Yeah why would a Party of God say that Infinity told them to make a skeptic immediately finite for disagreeing with it? Seems to me Infinity would have endless better things to do. 

Often I've thought listening to theists, that what they actually are proving when they try to prove the existence of God, is the existence of human consciousness.

I think that's exactly what I did. 

If I'm guilty of anything, it's was to not stop following this discussion the third time the OP tell's someone they were wrong for not caring to discuss "part of" a position that was just as wrong in the 9th century as it is now. 

I will do so at this point.


Exactly - if you don't care, simply ignore the discussion, rather than bashing on me for bringing up questions and ideas. 

Peter Boghossian says in A Manual for Creating Atheists

To avoid doxastic closure it's also important to read the work of noted apologists.  The only two I'd suggest are Alvin Plantinga and William Lane Craig, though I'd urge you not to buy their books; their projects don't need your support.

Doxastic closure is rigidity of belief systems.  This is part of what I'm getting at.  Peter Boghossian is an atheist philosopher who believes that having an open mind is important.  He thinks the doxastic closure of religious believers is socially and personally toxic, and promotes "street epistemology", the opening of believers' minds by Socratic questioning, to counteract doxastic closure. 

I don't think any theists or atheist knows the answer to that question.

It's true that physicists don't generally consider actual infinities to be naturalistic, when they're local.  A prediction of infinite density in a singularity, for example, suggests that general relativity has broken down.  But our universe may be infinite.  So we might have an actual infinity of spacetime. 

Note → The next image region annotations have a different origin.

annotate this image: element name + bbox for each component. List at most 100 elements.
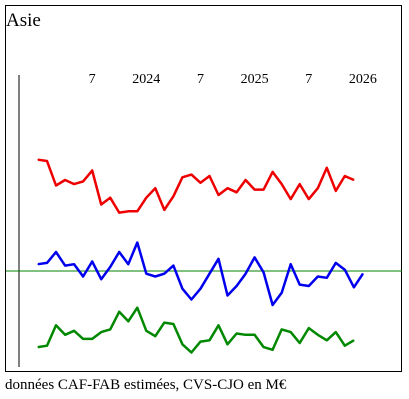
data-point <box>272 349 274 351</box>
data-point <box>362 273 364 275</box>
data-point <box>172 195 174 197</box>
data-point <box>335 331 337 333</box>
series-line-3 <box>37 306 355 354</box>
data-point <box>91 169 93 172</box>
data-point <box>91 338 93 340</box>
chart-axes <box>6 75 402 367</box>
series-1 <box>37 158 355 214</box>
data-point <box>353 339 355 341</box>
series-line-1 <box>37 158 355 214</box>
data-point <box>46 262 48 264</box>
data-point <box>154 275 156 278</box>
data-point <box>226 343 229 345</box>
data-point <box>308 198 310 200</box>
data-point <box>172 323 174 325</box>
x-tick-label: 2025 <box>241 72 269 87</box>
data-point <box>136 307 138 309</box>
data-point <box>118 311 120 313</box>
x-tick-label: 7 <box>197 72 204 87</box>
data-point <box>326 167 328 169</box>
data-point <box>199 341 202 343</box>
data-point <box>82 338 84 340</box>
data-point <box>317 187 319 189</box>
data-point <box>118 212 120 214</box>
data-point <box>145 330 147 332</box>
data-point <box>281 292 283 294</box>
data-point <box>163 322 165 324</box>
data-point <box>281 183 283 185</box>
data-point <box>254 334 256 336</box>
data-point <box>154 335 156 337</box>
data-point <box>55 251 57 253</box>
data-point <box>353 286 355 288</box>
data-point <box>73 263 75 265</box>
data-point <box>263 189 265 191</box>
data-point <box>163 209 165 211</box>
data-point <box>64 265 66 267</box>
data-point <box>308 285 310 287</box>
data-point <box>326 339 328 341</box>
data-point <box>109 266 111 268</box>
data-point <box>317 334 319 336</box>
data-point <box>217 324 220 326</box>
data-point <box>254 256 256 258</box>
chart-title: Asie <box>6 10 41 31</box>
x-tick-label: 7 <box>305 72 312 87</box>
data-point <box>254 189 256 191</box>
data-point <box>46 160 48 162</box>
data-point <box>190 174 192 176</box>
data-point <box>263 346 265 348</box>
x-axis-ticks: 7 2024 7 2025 7 2026 <box>89 72 377 87</box>
data-point <box>236 191 238 193</box>
data-point <box>82 180 84 182</box>
data-point <box>82 275 84 278</box>
data-point <box>236 332 238 335</box>
data-point <box>37 159 39 161</box>
x-tick-label: 2024 <box>132 72 160 87</box>
data-point <box>208 339 211 341</box>
data-point <box>326 277 328 279</box>
data-point <box>100 278 102 280</box>
data-point <box>263 271 265 273</box>
series-3 <box>37 306 355 354</box>
data-point <box>299 183 301 185</box>
data-point <box>317 275 319 278</box>
data-point <box>245 179 247 181</box>
data-point <box>245 273 247 275</box>
data-point <box>127 320 129 322</box>
data-point <box>109 328 111 330</box>
data-point <box>208 273 211 275</box>
data-point <box>236 285 238 287</box>
data-point <box>226 187 229 189</box>
series-line-2 <box>37 241 364 307</box>
data-point <box>290 331 292 333</box>
data-point <box>199 288 202 290</box>
data-point <box>226 294 229 297</box>
data-point <box>55 324 57 326</box>
data-point <box>199 182 202 184</box>
data-point <box>127 263 129 265</box>
data-point <box>145 197 147 199</box>
data-point <box>136 210 138 212</box>
data-point <box>217 194 220 196</box>
data-point <box>154 187 156 189</box>
data-point <box>145 273 147 275</box>
data-point <box>208 175 211 177</box>
data-point <box>100 331 102 333</box>
data-point <box>299 284 301 286</box>
data-point <box>172 265 174 267</box>
series-2 <box>37 241 364 307</box>
data-point <box>272 171 274 173</box>
data-point <box>190 351 192 354</box>
data-point <box>190 298 192 301</box>
data-point <box>64 334 66 336</box>
data-point <box>163 273 165 275</box>
data-point <box>100 203 102 206</box>
data-point <box>46 345 48 347</box>
data-point <box>281 328 283 330</box>
data-point <box>37 263 39 265</box>
chart-caption: données CAF-FAB estimées, CVS-CJO en M€ <box>5 377 287 393</box>
data-point <box>308 327 310 329</box>
data-point <box>290 198 292 200</box>
data-point <box>181 343 183 345</box>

Anything that is so large as to be beyond human comprehension is infinite. Our universe that emerged out of that so called singularity is infinite. But now the idea of singularity is more or less abandoned and it is proposed that our universe may be a part of a much larger parent universe or may be one of many universes. This means that the infinity that we conceived itself is likely to be much larger, much more infinite, if I can say so. But this infinity is real, very perceptible. It is evident while God is not. God is fictitious; it is meaningless to compare god with the infinity of the universe or any kind of infinity at all.